Yine basın, objektif sınırlar içinde kalmak suretiyle yayın yapmalıdır. Olay veya konu ile ilgili olan, görünen bilinen herşeyi araştırmalı, incelemeli ve olayları olduğu biçimi ile yayınlamalıdır. Bu işlevi ile gerek yazılı ve gerekse görsel basın, somut gerçeği değil, o anda belirlenen var olan ve orta düzeydeki kişilerce de yayının yapıldığı biçimi ile kabul edilen olguları yayınlamalıdır. O anda ve görünürde var olup da sonradan, gerçek olmadığı anlaşılan olayların ve olguların yayınından basın sorumlu tutulmamalıdır.
Davaya konu edilen 16.11.2008 günlü ve “Bakü’den geliyorum” başlıklı köşeyazısında Bakü izlenimleri okuyucuya aktarılırken “…sonunda hörmet adı altında işleyen yasal rüşvetin yaygınlığını keşfettim. Prof.Dr. …’ın profesörlük titrini aldığı … Devlet Üniversitesinde diplomaların hörmet yoluyla kazanıldığına dair yaygın dedikoduyu öğrenince, Acaba bende buradan bir profesörlük kapabilirmiyim diye arayışa geçtim Ancak fiyatların yükseldiğini olayın bana biraz tuzluya mal olacağını öğrendim…” sözcüklerinin yazıldığı anlaşılmaktadır.
Mahkemece, yazının bütünü gözetilerek üniversite hakkındaki olumsuz durumun ifade edildiği gerekçesiyle davanın reddine karar verilmiştir.
Dosyadaki bilgi, belge ve açıklamalar ile dava konusu köşe yazısı incelenip değerlendirildiğinde, üniversitedeki olumsuz durum hakkındaki şaibe ifade edilirken davacının ismi verilerek bu üniversiteden profesörlük ünvanı aldığı okucuya aktarılmak suretiyle davacının rüşvet karşılığı ünvan aldığı konusunda okuyucuda olumsuz bir intibaya sebebiyet verildiği, bu nedenle davacının kişilik hakkına saldırı bulunduğu sonuç ve kanaatine varılmıştır. Şu durum karşısında takdir edilecek manevi tazminatla davalıların sorumluluğuna karar verilmesi gerekirken, mahkemece davanın reddedilmesi bozma nedenidir.

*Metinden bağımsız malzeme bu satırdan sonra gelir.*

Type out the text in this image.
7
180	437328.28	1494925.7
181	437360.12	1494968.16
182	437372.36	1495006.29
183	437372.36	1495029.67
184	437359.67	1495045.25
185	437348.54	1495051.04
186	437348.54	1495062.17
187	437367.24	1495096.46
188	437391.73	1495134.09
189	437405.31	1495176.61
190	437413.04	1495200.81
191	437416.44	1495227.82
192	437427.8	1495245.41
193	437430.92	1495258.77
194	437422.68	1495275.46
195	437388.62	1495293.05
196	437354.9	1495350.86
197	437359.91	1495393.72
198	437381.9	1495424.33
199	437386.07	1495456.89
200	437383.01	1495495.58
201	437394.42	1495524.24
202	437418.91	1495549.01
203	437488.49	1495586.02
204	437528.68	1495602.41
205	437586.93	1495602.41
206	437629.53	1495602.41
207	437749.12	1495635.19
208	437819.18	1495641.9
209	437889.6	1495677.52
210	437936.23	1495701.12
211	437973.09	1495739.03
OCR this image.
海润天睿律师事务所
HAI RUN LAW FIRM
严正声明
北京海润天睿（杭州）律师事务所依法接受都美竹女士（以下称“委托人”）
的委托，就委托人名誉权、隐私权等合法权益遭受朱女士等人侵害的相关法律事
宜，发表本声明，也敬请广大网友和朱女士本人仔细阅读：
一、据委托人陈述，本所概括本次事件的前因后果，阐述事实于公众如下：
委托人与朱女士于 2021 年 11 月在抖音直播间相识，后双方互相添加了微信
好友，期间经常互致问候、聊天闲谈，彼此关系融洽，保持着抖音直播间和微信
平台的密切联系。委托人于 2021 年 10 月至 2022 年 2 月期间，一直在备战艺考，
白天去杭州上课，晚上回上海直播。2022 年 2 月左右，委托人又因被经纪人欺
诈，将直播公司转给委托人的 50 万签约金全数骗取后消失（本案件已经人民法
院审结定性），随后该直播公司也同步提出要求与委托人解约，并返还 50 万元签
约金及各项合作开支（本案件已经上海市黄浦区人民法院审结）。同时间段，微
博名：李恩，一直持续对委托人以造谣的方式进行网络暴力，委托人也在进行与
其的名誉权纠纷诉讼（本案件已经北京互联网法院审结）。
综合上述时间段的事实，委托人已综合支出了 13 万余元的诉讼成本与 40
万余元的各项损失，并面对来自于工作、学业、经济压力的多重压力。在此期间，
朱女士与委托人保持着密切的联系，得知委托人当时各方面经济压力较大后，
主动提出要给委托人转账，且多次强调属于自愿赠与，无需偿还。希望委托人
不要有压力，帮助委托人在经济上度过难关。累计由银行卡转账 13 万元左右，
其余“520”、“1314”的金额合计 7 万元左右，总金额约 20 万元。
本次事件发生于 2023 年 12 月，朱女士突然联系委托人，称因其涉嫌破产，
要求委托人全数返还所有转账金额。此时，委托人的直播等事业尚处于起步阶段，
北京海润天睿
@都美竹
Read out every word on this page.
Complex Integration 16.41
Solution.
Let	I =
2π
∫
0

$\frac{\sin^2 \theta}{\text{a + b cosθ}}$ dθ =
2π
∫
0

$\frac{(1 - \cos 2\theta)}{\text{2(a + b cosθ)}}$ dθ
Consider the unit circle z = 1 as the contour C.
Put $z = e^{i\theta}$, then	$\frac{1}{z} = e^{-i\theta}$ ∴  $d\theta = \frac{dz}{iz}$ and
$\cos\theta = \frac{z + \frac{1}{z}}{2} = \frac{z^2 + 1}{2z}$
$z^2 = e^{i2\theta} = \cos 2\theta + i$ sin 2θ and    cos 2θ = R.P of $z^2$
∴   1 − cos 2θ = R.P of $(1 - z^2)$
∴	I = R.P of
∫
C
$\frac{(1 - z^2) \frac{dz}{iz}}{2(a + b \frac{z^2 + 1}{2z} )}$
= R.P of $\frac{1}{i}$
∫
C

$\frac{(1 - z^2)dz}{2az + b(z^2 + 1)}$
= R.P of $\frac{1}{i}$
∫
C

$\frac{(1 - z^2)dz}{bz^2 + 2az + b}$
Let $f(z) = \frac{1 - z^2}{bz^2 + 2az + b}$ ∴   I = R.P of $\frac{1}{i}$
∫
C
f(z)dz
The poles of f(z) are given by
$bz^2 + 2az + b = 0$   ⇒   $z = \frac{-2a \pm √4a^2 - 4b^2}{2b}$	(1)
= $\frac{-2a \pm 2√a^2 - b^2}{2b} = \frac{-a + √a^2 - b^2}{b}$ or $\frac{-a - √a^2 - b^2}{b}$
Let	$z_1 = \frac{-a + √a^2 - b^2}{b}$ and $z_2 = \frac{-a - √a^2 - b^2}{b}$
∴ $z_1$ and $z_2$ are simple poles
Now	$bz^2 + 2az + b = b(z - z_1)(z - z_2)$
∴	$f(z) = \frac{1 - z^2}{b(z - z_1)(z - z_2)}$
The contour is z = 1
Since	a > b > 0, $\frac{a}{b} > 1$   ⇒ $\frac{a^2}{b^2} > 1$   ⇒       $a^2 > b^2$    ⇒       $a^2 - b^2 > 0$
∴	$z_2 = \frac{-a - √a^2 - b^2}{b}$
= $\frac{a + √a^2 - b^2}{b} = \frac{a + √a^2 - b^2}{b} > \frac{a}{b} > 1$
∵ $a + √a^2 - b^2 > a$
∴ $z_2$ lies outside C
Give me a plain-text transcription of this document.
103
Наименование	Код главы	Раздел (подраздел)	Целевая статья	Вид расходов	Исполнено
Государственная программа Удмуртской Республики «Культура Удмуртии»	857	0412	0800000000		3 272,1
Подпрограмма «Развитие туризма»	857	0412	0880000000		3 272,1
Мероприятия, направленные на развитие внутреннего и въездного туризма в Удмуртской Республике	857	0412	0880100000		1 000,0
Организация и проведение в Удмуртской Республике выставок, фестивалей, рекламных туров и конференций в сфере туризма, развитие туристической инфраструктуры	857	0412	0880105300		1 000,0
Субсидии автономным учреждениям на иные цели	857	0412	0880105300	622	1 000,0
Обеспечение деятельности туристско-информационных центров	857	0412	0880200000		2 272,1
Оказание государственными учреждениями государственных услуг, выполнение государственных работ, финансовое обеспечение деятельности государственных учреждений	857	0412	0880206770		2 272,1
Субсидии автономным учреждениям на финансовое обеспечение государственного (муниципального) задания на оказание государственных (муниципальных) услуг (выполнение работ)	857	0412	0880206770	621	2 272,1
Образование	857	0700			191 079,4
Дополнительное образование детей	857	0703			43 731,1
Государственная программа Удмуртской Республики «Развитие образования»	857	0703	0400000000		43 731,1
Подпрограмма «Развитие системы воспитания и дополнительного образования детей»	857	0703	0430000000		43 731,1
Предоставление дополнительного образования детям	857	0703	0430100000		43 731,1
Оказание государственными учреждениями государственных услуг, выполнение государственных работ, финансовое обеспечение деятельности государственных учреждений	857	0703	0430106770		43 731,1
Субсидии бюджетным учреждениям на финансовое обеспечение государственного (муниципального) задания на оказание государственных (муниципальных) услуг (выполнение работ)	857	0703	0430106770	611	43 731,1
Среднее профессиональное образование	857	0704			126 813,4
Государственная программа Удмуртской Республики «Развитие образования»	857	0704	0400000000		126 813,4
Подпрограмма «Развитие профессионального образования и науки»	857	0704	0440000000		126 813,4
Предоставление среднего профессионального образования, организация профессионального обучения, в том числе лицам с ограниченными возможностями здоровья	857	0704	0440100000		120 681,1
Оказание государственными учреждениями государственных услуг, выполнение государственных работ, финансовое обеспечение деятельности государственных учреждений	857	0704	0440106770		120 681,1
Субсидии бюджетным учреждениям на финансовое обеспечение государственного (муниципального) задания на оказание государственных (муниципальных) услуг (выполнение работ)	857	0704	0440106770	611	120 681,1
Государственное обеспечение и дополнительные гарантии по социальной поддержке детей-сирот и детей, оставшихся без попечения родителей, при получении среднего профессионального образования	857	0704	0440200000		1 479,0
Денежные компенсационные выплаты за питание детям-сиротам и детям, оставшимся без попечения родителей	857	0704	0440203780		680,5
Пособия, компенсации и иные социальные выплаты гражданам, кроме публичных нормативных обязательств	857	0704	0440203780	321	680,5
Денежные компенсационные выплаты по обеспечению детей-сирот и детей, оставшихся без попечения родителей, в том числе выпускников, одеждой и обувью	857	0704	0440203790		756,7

Bu itibarla yukarıda açıklanan esaslar gözönünde tutulmaksızın yazılı şekilde hüküm tesisi isabetsiz, temyiz itirazları bu nedenlerle yerinde olduğundan kabulü ile hükmün HUMK.nun 428. maddesi gereğince BOZULMASINA ve peşin alınan temyiz harcının istek halinde temyiz edene iadesine, 10.5.2010 tarihinde oybirliğiyle karar verildi.